I recently started my first full-time job as a software developer. There were some things I realized that were different than what I had first thought about a typical developer as well as some that never crossed my mind before. Even though I had worked before as a part-time, I was juggling between my academics and work so I never never realized these things. So these are some of my experiences that I think will help current students and new grads.
It's not that I hate communication, I really don't. To be able to walk over to your co-worker's desk to talk and solve problems is part of the reason why I left my previous job, which was going to be all remote work. But I didn't know communication would be so important. Most of the tales I've heard about being a programmer (mine included) was mostly being left alone to do your coding and finish your tasks so this was surprising to me. Maybe I just wrongly assumed that being left alone meant you don't communicate when you're just doing that through chat or calls.

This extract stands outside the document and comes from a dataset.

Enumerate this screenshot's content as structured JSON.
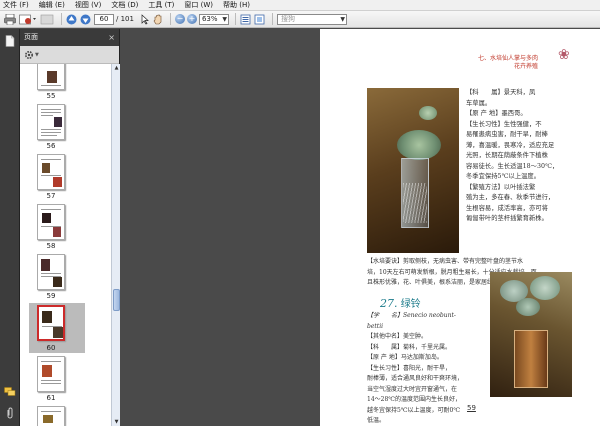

You have to do lots of explaining and detailing. There were many cases where I would go over how the code works, how it was debugged, and what my thought process was. My goal is to try to say only the bare minimum that they need in order to understand what it is that they're looking for. Which also meant, learning to control my urge to pick at every minor thing that I see and knowing when to stop. Let's just say it's a work in progress.
Listening and understanding to people's explanations. Just coming straight out of college, most people I've had to work with were around my age and were usually from the area. At work, you may see talented people from all over the world with different background, ethnicity, and age. So working on understanding them and the task at hand is a very important skill to have.

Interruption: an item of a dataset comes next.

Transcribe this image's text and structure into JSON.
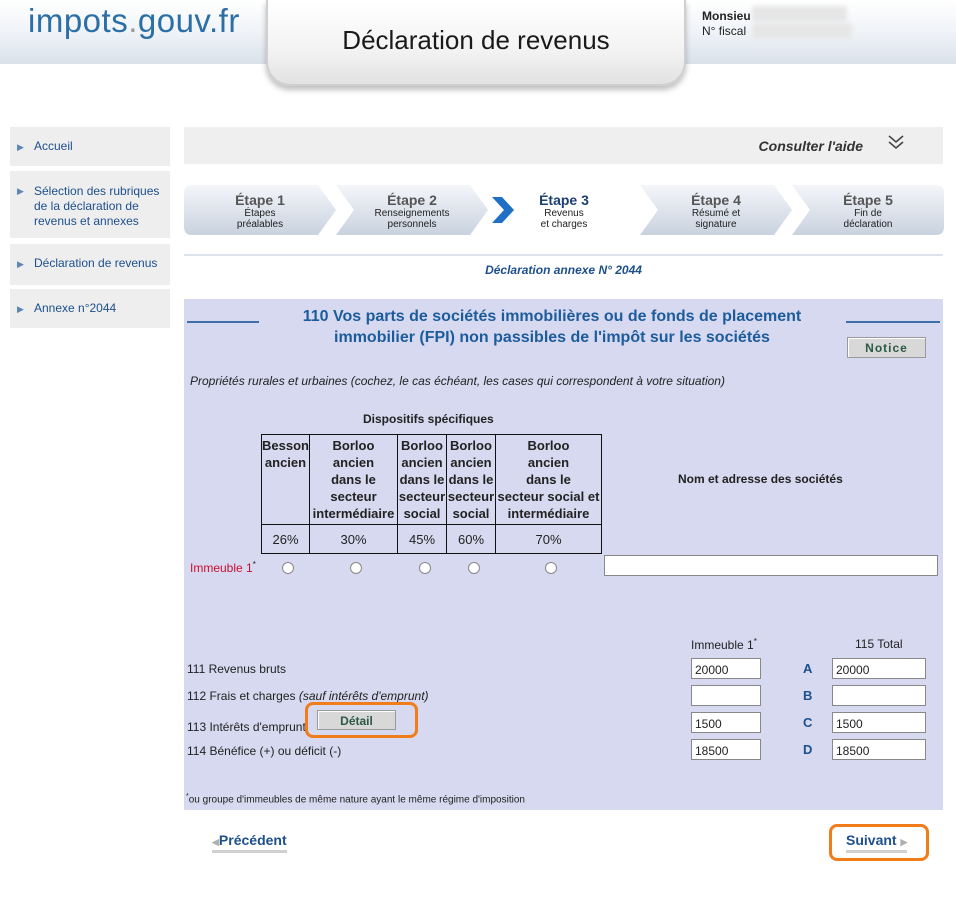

You're going to be practicing public speaking skills. From standup meetings to performing demos, you'll have to do public speaking. And as you get more and more experienced, you'll be passing on the knowledge to others in the form of classes. So if you're shy, like me, be ready to try to overcome your fears. It does get better over time though.
If you want to work closely with the customers, you can try being a Software Consultant. They work closely with the customers, getting the requirements, providing suggestions, and demoing. You also have to talk with other developers on top of this, probably the most communicative job as an early to mid level developer.
Your co-workers and seniors are usually willing to help you. They want to help you. It's just that sometimes it's easier to ask for help than trying your best first. If your question is project-specific that only the people who have worked in it may know, then it's no problem to ask. If it's problem solving, I try to follow these steps:
- Did I try solving it in at least 3 different ways?
- Did I take a break and then come back to it?
- What questions might my seniors ask and do I have answers for them?
Number 1 and 3 are self explanatory. They're just there to keep you thinking about the problem. Number 2 because sometimes taking a break lets you see things a bit differently. Kind of like how you would write an essay and then later come back to it and become amazed at how bad you wrote it. Here's an article if you want to read more about it.
After you figure it out without any help, ask seniors to help double check your work. This step is probably the most important as this will introduce you to other ways of problem solving that you may not have been aware of before.
Sometimes you need to get things done fast and in these cases, it would be better to ask for help than to spend time trying to solve it yourself first. If there's a knowledgable developer free to help you that cuts down the time it would take you, then go for it.
Developers at a company just starting off will do a lot of initial design process and producing new code. Bigger companies usually already have products that have been made and done so they'll be building on top of existing code to maintain them.
While both skills are essential, developing new code may be more rewarding for less experienced developers. Developing new code will help with your growth in the beginning but it may get harder since you don't have much reference of good coding practices. On the opposite side, maintaining old code is harder to do in the beginning but you'll have a better knowledge after getting through them with help from already-written code.
Doing side projects can help you grow stronger in the weaker area. So if you're doing a lot of development already, you can look into open source projects to contribute to get you more practice. On the other hand, if you're already doing a lot of maintaining code, you can develop some apps on the side.
Most of the time, you'll be learning from your development team but there are a lot of other things you can learn from other department as well. Seeing how testings are done by the QA team will help you prevent bugs. Learning how the designs are made will help you think about better UI/UX designs. One of the tips that I got was to talk to the QA that will be responsible for checking your work so you can catch them early and save time by having less back-and-forth status updates.
I wasn't going to put this section here on this blog but I am going to do it because of how critical this is. I knew that I would have to keep learning to keep up with the new tech in the field but once you're out of school and you start working, it seems like it's on a whole other level. It's not stressful as studying for exams, but the way you learn and study your materials is changed.
You have to look for resources to learn from. I try to listen to podcasts, read articles, and talk to my friends to learn new information. Because you're not getting the material from your professors who are explaining it to you, it's up to you to make sure that you challenge yourself.
Know that you'll have to learn and experiment with different technology for the rest of your life. It sounds like it's a lot of work and tiring but it shouldn't feel too much like extra work if you enjoy the material. With computer science being so diverse, I'm sure you'll be able to find something that you'd enjoy doing.